To our knowledge, there are no currently accruing clinical trials evaluating the use of CIRT for breast cancer. As many of the current clinical trials in Europe and Asia focus on traditionally radioresistant or recurrent diseases, breast cancers have been an under-studied disease site. As previously discussed, unresectable or resistant breast cancers remains a valid option for further clinical trials with CIRT. Additionally, trials using CIRT can be designed similar to already accruing proton trials. Loma Linda is currently investigating proton beam therapy for partial breast irradiation (NCT01310530). Additionally, the University of Florida is investigating the use of proton therapy for lymph node irradiation in breast cancer (NCT01365845). Given the advantages of particle therapy in reducing normal tissue does for lymph node irradiation or partial breast irradiation, these are reasonable areas to design a small phase II trial investigating CIRT. Future trials can also investigate the use of CIRT compared to proton or photon therapy, similar to the current RADCOMP trial (NCT02603341), which is comparing proton and photon irradiation for locally advanced breast cancers.

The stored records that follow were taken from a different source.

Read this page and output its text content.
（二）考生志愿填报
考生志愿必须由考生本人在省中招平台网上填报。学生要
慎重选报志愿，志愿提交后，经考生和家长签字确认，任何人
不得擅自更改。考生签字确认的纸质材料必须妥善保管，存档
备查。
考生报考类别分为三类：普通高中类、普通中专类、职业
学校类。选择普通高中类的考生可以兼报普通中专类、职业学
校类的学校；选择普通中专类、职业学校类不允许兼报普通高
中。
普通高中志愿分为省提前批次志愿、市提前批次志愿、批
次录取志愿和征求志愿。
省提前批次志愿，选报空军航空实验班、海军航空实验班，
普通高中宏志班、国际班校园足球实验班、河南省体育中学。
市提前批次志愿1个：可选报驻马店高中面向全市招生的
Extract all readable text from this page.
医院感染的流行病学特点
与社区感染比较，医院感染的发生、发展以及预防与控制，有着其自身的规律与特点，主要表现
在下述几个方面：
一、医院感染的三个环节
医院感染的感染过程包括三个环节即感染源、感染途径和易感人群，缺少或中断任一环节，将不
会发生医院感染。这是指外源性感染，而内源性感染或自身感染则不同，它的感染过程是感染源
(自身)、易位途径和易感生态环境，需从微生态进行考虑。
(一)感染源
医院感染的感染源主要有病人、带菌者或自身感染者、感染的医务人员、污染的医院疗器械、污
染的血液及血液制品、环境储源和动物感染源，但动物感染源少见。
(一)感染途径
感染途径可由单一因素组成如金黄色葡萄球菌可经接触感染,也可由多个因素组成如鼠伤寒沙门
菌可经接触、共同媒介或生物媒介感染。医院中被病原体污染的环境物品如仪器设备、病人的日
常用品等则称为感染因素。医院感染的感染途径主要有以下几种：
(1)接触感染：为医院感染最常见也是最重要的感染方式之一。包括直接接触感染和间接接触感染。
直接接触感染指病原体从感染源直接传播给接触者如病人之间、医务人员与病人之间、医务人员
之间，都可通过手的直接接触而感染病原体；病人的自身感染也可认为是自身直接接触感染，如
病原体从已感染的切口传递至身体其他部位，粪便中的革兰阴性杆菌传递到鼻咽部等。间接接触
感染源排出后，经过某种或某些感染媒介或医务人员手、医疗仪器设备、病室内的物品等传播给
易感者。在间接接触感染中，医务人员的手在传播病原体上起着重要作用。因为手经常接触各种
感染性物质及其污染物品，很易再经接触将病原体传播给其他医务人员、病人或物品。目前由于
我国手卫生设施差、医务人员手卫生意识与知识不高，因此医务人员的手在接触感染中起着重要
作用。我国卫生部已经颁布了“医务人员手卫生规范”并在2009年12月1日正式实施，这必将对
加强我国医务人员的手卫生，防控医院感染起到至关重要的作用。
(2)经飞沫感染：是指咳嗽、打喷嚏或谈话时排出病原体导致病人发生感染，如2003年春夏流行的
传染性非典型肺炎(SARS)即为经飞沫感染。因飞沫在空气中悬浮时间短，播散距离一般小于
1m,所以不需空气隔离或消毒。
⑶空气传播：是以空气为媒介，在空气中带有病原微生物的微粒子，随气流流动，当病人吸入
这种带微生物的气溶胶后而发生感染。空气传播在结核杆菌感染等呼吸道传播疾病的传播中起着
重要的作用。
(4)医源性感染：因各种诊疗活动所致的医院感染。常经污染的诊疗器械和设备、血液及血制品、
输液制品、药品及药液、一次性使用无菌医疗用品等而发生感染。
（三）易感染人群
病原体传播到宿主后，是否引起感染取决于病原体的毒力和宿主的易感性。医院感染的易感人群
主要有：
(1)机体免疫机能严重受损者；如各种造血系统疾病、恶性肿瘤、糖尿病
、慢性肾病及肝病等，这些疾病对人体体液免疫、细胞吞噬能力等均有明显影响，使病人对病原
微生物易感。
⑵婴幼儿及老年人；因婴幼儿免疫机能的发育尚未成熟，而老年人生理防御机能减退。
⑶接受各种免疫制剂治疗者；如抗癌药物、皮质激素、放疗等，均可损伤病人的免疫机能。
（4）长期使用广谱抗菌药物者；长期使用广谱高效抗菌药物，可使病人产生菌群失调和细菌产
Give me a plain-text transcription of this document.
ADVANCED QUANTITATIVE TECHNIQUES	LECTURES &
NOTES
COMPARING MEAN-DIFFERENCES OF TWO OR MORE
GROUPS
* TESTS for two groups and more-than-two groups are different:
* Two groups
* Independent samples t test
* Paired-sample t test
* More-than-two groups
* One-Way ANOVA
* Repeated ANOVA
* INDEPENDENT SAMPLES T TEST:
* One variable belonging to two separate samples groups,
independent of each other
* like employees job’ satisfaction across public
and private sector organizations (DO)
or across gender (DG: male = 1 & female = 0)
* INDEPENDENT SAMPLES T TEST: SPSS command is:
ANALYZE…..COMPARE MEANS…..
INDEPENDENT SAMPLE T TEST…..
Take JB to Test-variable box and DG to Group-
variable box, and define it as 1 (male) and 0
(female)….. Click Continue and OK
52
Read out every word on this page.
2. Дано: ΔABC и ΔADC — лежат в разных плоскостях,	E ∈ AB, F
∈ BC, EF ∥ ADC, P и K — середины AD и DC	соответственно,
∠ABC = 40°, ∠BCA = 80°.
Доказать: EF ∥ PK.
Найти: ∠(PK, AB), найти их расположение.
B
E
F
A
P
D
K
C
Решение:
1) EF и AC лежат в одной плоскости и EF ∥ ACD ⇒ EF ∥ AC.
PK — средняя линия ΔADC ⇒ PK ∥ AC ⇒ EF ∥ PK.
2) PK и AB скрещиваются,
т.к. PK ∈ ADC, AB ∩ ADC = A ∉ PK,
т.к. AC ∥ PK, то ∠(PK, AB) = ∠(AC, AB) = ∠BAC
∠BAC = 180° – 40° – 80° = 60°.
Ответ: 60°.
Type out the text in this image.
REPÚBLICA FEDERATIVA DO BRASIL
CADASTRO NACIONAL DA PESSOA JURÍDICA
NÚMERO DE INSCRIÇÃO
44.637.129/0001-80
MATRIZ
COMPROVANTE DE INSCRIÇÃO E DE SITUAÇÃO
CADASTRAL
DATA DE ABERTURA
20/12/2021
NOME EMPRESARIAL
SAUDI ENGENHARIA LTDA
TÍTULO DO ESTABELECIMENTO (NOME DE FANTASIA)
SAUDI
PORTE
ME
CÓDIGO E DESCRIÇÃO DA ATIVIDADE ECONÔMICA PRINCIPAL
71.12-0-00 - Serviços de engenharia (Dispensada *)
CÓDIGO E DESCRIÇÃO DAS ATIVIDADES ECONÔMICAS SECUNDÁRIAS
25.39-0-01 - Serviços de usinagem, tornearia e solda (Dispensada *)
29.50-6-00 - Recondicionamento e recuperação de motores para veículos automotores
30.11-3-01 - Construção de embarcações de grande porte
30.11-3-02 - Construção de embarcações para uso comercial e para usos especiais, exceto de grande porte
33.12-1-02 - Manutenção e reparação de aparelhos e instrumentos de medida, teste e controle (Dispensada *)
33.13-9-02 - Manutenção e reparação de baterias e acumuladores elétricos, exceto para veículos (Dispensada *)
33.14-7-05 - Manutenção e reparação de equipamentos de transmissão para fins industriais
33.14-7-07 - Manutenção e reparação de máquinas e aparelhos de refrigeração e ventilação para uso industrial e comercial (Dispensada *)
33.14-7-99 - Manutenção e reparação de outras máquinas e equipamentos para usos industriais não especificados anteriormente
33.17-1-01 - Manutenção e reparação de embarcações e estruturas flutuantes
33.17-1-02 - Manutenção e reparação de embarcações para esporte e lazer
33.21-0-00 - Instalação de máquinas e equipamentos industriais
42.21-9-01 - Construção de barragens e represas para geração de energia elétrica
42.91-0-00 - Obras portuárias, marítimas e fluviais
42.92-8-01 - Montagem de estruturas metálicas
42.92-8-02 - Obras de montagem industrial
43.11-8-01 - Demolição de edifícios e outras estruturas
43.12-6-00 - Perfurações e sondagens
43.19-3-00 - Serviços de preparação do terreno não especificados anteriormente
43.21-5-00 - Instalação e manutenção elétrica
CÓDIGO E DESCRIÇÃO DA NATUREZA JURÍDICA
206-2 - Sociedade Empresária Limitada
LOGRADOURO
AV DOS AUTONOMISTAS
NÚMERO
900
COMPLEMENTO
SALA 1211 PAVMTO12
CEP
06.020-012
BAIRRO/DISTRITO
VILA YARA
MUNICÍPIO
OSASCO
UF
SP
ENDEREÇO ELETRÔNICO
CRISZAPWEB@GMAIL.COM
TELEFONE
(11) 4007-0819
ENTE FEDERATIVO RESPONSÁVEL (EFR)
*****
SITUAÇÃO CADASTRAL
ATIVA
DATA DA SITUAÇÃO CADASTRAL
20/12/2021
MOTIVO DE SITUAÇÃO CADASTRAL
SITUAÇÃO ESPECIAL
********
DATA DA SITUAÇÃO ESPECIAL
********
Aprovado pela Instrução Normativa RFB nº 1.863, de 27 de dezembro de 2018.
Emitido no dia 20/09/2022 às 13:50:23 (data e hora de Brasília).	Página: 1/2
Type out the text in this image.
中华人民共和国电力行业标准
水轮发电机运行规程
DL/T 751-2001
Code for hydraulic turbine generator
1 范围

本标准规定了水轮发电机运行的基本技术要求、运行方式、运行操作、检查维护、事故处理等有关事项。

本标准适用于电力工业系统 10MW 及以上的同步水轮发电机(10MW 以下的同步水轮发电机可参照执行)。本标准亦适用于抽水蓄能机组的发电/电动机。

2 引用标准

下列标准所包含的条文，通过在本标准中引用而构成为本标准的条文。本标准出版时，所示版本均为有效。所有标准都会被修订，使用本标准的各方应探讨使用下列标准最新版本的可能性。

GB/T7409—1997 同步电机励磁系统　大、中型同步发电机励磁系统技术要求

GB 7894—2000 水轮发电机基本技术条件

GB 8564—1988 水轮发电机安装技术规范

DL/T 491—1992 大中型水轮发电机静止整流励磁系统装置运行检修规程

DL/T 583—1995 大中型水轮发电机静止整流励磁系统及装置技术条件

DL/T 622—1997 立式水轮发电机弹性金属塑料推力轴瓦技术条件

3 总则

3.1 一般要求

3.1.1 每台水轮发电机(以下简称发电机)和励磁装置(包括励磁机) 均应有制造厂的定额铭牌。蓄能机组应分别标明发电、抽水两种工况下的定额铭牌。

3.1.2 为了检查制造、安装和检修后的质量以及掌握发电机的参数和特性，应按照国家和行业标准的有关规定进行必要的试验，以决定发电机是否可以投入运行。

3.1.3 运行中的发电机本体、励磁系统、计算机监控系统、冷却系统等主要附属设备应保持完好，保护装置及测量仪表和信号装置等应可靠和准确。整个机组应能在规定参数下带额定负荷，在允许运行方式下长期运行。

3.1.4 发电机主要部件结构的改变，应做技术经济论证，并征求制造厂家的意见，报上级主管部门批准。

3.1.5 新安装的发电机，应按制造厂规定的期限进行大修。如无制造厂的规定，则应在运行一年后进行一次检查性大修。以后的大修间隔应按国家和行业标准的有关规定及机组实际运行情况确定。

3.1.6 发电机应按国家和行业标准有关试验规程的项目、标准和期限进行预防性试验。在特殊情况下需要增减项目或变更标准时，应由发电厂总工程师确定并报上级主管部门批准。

In summary, there remains much to be learned about the potential role of CIRT for early and locally advanced breast cancers. Preliminary results from the first prospective dose escalation trial are promising. Given the higher RBE of CIRT and favorable pathologic outcomes, it is tempting to speculate that some patients may be treated non-surgically in the future with CIRT alone. Further clinical trials will need to be performed to fully investigate the role of CIRT in the setting of early stage breast cancer, including comparisons with prone positioning, accelerated partial breast irradiation, and intraoperative radiotherapy where normal tissue sparing is already generally favorable. CIRT may potentially be used as a boost in the supine setting, or in patients who have tumors close to the chest wall or in other difficult to treat locations. In the locally advanced and post-mastectomy settings, further dosimetric and clinical trials will be needed to investigate the dose delivered to the chest wall and underlying OARs compared to both proton and photon treatments. Given the higher RBE of CIRT, care will need to be taken in planning to minimize high dose deposition at end of the carbon ion range on the ribs, heart, and lungs.
Conclusion
In conclusion, CIRT is an exciting new treatment modality that has several physical and biological advantages that may help increase the therapeutic index for patients with early stage and locally advanced breast cancer. Further trials are needed to define the role of CIRT in the treatment of breast cancer.
Funding
This research did not receive any specific grant from funding agencies in the public, commercial, or not-for-profit sectors.
Footnotes
Conflict of interest DMT has received clinical trial funding from Novocure and publishing fees from Springer. The remaining authors declare that they have no conflict of interest.
Research involving human participants and/or animals This article does not contain any studies with human participants or animals performed by any of the authors.
Informed consent No informed consent was required as part of this manuscript.